Cette opposition va suivre l'ascension fulgurante du mouvement mais également la géopolitique de la région qui va connaître la Grande Partition entre l'Inde et le Pakistan. Au Pakistan, les ahmadis vont être déclarés - suite à une longue histoire de persécutions - en 1974 comme "non-musulmans" par le deuxième amendement de la Constitution pakistanaise, pourtant adopté par le socialiste Zulfikar Ali Bhutto, symbole d'un Pakistan luttant contre la pauvreté et assurant la pérennité de sa classe moyenne.

Mais ce papier est largement gangréné par la présence des religieux dans les sphères du pouvoir et l'arrivée du dictateur Zia ul Haq dans les années 1980 ne va pas aller sans déséquilibrer totalement le pays. Plutôt que de limiter l'influence de la sphère religieuse sur le pouvoir politique, il va en accentuer la présence en accordant un crédit substantiel aux mollahs. S'ensuit des lois très oppressives, dont notamment la loi relative au blasphème.

Cette loi vise explicitement les musulmans ahmadis qui ne peuvent exercer ou réaliser aucun acte qui se rapporte à l'identité musulmane (alors même que ces derniers ont toutes les pratiques et le rituel musulman). En raison de ces interdictions qui visent l'exercice même de la foi musulmane des ahmadis, le représentant de la communauté musulmane ahmadiyya, le Calife, sera forcé de quitter le pays pour aller un siège à Londres.

Le système de plainte préalable laconique du Pakistan

Ce qui s'est passé à Jhelum le 20 novembre dernier n'est en réalité que la conséquence naturelle d'un droit pénal pakistanais bien trop laconique. Les plaintes pénales déclenchent une instruction criminelle or les enquêteurs ne demandent pas réellement des preuves oculaires des plaintes qu'ils recueillent. C'est la raison pour laquelle des personnes ayant une inimitié contre une autre peuvent porter plainte contre elle, ce qui fut le cas dans l'affaire d'Asia Bibi.

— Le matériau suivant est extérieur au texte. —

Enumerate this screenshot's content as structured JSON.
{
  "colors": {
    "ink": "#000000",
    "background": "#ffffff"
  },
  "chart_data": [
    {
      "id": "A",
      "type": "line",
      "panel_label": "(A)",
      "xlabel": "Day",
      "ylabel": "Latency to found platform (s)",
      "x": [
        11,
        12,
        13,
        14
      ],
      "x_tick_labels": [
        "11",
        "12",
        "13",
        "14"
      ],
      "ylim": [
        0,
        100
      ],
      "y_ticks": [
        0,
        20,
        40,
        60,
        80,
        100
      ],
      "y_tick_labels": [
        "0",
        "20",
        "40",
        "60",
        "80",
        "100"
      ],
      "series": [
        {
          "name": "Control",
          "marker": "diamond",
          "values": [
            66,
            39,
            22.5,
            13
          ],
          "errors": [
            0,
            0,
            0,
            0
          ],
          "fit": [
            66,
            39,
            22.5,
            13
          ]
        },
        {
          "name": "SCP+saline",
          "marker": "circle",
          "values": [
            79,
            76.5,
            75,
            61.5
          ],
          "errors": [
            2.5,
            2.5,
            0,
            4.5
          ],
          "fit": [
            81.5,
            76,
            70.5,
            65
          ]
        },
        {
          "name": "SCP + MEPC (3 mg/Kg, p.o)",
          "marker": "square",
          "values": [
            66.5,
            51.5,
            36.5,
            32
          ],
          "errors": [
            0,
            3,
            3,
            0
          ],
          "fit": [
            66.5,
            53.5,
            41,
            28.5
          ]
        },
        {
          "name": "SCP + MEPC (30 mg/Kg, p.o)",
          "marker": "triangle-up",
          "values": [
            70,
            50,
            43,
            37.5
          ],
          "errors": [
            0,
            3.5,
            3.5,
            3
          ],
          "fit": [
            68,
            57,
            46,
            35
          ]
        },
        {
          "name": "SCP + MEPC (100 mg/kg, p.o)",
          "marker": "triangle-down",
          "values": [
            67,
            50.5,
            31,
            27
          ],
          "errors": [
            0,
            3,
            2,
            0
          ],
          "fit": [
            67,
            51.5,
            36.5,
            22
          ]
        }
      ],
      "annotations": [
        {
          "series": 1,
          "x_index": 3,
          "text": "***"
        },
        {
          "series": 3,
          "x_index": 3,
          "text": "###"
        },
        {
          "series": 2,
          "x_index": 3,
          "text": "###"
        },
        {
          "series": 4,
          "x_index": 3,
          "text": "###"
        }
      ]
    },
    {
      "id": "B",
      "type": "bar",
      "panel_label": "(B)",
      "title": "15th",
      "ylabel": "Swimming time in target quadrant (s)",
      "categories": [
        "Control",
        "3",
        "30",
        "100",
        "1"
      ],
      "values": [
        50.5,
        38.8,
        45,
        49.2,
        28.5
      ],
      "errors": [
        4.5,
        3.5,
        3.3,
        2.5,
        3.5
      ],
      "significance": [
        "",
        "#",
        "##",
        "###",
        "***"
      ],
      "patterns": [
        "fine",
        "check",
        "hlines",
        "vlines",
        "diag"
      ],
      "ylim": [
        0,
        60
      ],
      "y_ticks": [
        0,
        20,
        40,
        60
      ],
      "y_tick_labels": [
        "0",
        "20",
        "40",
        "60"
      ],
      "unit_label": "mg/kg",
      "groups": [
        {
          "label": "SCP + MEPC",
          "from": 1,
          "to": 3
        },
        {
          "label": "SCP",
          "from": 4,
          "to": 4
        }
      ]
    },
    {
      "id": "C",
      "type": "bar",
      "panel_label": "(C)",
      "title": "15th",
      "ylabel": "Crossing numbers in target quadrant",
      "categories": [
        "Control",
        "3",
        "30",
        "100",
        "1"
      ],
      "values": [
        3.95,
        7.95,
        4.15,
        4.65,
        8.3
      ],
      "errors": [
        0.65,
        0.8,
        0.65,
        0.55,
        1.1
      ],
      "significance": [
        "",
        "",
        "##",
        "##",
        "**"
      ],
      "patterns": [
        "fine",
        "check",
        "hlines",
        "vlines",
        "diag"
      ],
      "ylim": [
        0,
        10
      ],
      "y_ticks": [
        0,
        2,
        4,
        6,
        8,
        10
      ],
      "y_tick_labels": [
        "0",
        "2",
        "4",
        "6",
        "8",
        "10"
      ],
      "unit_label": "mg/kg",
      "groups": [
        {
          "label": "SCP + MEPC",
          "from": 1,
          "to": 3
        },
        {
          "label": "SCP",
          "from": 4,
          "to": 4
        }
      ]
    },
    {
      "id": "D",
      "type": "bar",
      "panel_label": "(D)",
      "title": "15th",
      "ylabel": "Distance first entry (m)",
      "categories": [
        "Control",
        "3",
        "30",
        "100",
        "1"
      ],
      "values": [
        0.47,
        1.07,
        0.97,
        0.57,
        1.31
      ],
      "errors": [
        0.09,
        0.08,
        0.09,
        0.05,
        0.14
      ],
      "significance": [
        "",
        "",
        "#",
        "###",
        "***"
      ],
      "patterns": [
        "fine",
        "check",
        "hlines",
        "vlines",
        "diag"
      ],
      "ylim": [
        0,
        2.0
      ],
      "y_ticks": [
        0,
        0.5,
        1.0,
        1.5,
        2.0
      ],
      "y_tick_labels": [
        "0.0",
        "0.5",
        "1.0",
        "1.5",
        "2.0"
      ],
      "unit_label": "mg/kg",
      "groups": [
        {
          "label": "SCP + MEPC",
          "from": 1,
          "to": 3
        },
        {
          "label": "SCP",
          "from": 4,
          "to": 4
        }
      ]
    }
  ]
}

Or, l'affaire Asia Bibi a connu un soulèvement international ce qui n'est pas le cas des affaires concernant les ahmadis. Ces dernières années sont particulièrement éprouvantes pour cette minorité qui ne demande qu'à ce qu'on revienne vers la vision tolérante et ouverte de Jinnah, qui affirmait devant la première assemblée constituante que toute personne est libre de pratiquer la religion de son choix à condition que dans l'espace public tout le monde se reconnaisse et s'apprécie en tant que Pakistanais et non en tant que membre de telle foi ou de telle croyance.

Certains auteurs du Pakistan ne manquent pas d'affirmer qu'il est désormais temps, suite à cet incendie désastreux d'un entrepôt, de repenser la question des ahmadis au Pakistan. Il faut désormais revenir sur cette question puisqu'elle introduit une discrimination de droit et de fait dans le système juridique pakistanais sans que la communauté internationale ne réagisse outre mesure de condamnation sans grands impacts.

Le Parlement européen se saisit de la question

Le Parlement européen a réagi à l'incendie de l'entrepôt de Jhelum en affirmant que le gouvernement pakistanais devait mettre un terme au "harcèlement quotidien" des ahmadis au Pakistan qui subissent depuis des années des persécutions simplement en raison de leur croyance au Pakistan.

Bien qu'il se soit saisi de la question et qu'il ait appelé le gouvernement pakistanais à prendre des mesures rapides pour remédier à la situation, il n'en demeure pas moins que sur le terrain, concrètement, les choses ne changent pas. Dans une actualité médiatique européenne dominée par Daech, on en oublie même les questions internationales humanitaires essentielles. Il est plus que nécessaire que les déclarations se changent en pourparlers concrets avec le Pakistan sur la question des minorités religieuses.

A défaut les aspirations du Pakistan au pluralisme d'opinions ne demeurons qu'à l'état d'aspirations et n'entraineront rien de bon pour un pays qui pourrait être prometteur.